Question

The results of the estimated CAPM and Multifactor models for the returns of the GLCGX fund (Large Cap Growth) are given

below.

(a) What is the implication of intercept coefficient? What is the interpretation of each slope coefficient ?

(b) Which model better explains GLCGX fund returns: the CAPM or the Multifactor Model?

OUTPUT for Question 10:

Coefficients: Estimate Std. Error t value Pr(>|t|) (Intercept) -0.007049 0.002898 -2.432 0.0181 * rm 1.167201 0.058906 19.815 <2e-16 *** --- Signif. codes: 0 ‘***’ 0.001 ‘**’ 0.01 ‘*’ 0.05 ‘.’ 0.1 ‘ ’ 1 Residual standard error: 0.02243 on 58 degrees of freedom Multiple R-squared: 0.8713, Adjusted R-squared: 0.8691 F-statistic: 392.6 on 1 and 58 DF, p-value: < 2.2e-16

lm(r_glcgx~rm+hml+smb+mom) Coefficients: Estimate Std. Error t value Pr(>|t|) (Intercept) 0.0009467 0.0024567 0.385 0.701

rm 1.0075831 0.0498170 20.226 < 2e-16 *** hml -0.4832266 0.0672459 -7.186 1.87e-09 *** smb -0.2584757 0.0522464 -4.947 7.47e-06 *** mom -0.0018580 0.0313426 -0.059 0.953 --- Signif. codes: 0 ‘***’ 0.001 ‘**’ 0.01 ‘*’ 0.05 ‘.’ 0.1 ‘ ’ 1 Residual standard error: 0.01643 on 55 degrees of freedom Multiple R-squared: 0.9345, Adjusted R-squared: 0.9297 F-statistic: 196.2 on 4 and 55 DF, p-value: < 2.2e-16

Answer 1

(a) Intercept is nothing but the mean value of the dependent variable, when all the predictors (independent variables are set to zero.It gives the average GLCGX fund when the predictors ( rm in CAPM and rm, hml, smb, and mom in the multifactor model) are equal to zero.

However, while testing the how change in one variable affects the other using regression, we might not be interested in studying a vitual scenario where the predictors are zero.Hence, intercept, here, might not have a significant interpretation.

Slope coefficient estimates are the figures in the output that appear under the column head 'Estimate'. It gives the mean change in the dependent variable for a unit increase in predictor variable. If the signs of the estimate are positive or negative, we say that it measures the mean increase or decrease in the GLCGX fund when the predictor increases by one unit respectively.

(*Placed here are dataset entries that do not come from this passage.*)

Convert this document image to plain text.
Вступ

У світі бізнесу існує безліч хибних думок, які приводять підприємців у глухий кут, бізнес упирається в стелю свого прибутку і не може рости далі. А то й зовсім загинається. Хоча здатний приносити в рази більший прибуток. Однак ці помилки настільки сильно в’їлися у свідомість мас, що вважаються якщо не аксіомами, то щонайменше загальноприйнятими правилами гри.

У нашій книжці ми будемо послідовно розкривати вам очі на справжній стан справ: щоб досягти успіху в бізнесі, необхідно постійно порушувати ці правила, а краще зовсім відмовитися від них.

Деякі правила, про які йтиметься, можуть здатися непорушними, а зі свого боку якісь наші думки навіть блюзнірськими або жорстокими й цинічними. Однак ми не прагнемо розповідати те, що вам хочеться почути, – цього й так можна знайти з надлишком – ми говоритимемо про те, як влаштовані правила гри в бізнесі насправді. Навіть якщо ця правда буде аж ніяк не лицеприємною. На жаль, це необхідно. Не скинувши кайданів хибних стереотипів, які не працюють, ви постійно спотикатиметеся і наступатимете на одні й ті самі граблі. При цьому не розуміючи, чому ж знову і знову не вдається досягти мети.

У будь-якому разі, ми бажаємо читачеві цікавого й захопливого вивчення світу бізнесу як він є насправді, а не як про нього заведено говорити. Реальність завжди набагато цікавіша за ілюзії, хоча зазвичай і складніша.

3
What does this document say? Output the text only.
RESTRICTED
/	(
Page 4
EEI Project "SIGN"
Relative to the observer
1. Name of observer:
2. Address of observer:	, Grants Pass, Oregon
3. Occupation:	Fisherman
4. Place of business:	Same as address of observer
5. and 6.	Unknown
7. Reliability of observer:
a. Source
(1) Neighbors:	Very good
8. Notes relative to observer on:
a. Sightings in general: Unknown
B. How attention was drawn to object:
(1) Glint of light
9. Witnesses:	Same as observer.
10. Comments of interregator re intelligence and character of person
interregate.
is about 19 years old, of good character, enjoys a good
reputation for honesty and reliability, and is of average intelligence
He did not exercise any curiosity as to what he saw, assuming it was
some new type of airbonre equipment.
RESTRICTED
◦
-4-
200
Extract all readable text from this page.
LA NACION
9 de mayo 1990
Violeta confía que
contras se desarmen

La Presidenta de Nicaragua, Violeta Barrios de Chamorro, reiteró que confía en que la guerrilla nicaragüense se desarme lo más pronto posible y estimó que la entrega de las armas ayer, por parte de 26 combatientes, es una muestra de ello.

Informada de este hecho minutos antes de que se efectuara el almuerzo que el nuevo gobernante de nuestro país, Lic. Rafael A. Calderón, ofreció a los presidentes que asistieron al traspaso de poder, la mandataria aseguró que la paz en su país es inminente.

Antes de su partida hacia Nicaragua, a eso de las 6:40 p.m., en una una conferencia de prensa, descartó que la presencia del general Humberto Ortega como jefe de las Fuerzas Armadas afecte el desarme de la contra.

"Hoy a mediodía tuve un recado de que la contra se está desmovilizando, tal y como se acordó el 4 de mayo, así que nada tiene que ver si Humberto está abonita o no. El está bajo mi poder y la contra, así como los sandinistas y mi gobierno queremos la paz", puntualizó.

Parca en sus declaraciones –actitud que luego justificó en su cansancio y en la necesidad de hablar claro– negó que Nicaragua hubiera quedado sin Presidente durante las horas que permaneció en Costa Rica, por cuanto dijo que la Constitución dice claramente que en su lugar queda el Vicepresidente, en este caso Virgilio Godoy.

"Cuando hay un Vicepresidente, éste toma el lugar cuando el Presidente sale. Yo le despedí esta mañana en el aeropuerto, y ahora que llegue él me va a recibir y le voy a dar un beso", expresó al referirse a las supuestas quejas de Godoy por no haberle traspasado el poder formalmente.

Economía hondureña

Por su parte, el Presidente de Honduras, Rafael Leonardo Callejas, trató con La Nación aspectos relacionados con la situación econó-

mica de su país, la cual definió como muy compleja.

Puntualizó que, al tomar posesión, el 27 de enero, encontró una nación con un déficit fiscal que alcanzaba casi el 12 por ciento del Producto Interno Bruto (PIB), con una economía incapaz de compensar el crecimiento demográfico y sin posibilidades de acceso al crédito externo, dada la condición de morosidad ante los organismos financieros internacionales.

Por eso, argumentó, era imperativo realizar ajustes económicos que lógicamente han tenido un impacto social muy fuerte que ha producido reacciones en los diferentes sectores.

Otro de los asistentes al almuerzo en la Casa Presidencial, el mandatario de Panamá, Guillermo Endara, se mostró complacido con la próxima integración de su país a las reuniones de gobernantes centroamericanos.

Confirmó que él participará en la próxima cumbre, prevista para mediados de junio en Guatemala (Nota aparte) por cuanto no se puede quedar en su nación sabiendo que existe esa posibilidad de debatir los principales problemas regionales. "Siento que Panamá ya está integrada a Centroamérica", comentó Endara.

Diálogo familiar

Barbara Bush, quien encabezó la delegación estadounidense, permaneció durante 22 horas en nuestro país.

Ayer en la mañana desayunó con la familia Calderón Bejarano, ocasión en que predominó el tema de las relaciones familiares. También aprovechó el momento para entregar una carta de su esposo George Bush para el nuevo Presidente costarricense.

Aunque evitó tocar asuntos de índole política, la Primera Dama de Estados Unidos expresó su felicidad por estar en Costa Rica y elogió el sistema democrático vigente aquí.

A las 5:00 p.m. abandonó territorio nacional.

For CAPM, for a unit increase in 'rm', the GLCGX fund, on an average increases by 1.167201.

For Multifactor Model,

For a unit increase in 'rm', the GLCGX fund, on an average, increases by 1.0075831 units. For a unit increase in 'hml', the GLCGX fund, on an average, decreases by 0.4832266 units. For a unit increase in 'smb', the GLCGX fund, on an average, decreases by 0.2584757 units. For a unit increase in 'mom', the GLCGX fund, on an average, decreases by 0.001858 units.        

(b) A relative measure that measures the amount of variation in dependent variable that is explained by the independent variable is R square.The higher the explained variation, the better the model.

Hence, the model with higher R square would  explain GLCGX fund returns better. From the output, we find that the Multifactor Model (R square = 0.9297) explains GLCGX fund returns better than the CAPM model ( R square = 0.8691).

The  Multifactor Model explains almost 93% of the variation in  GLCGX fund returns.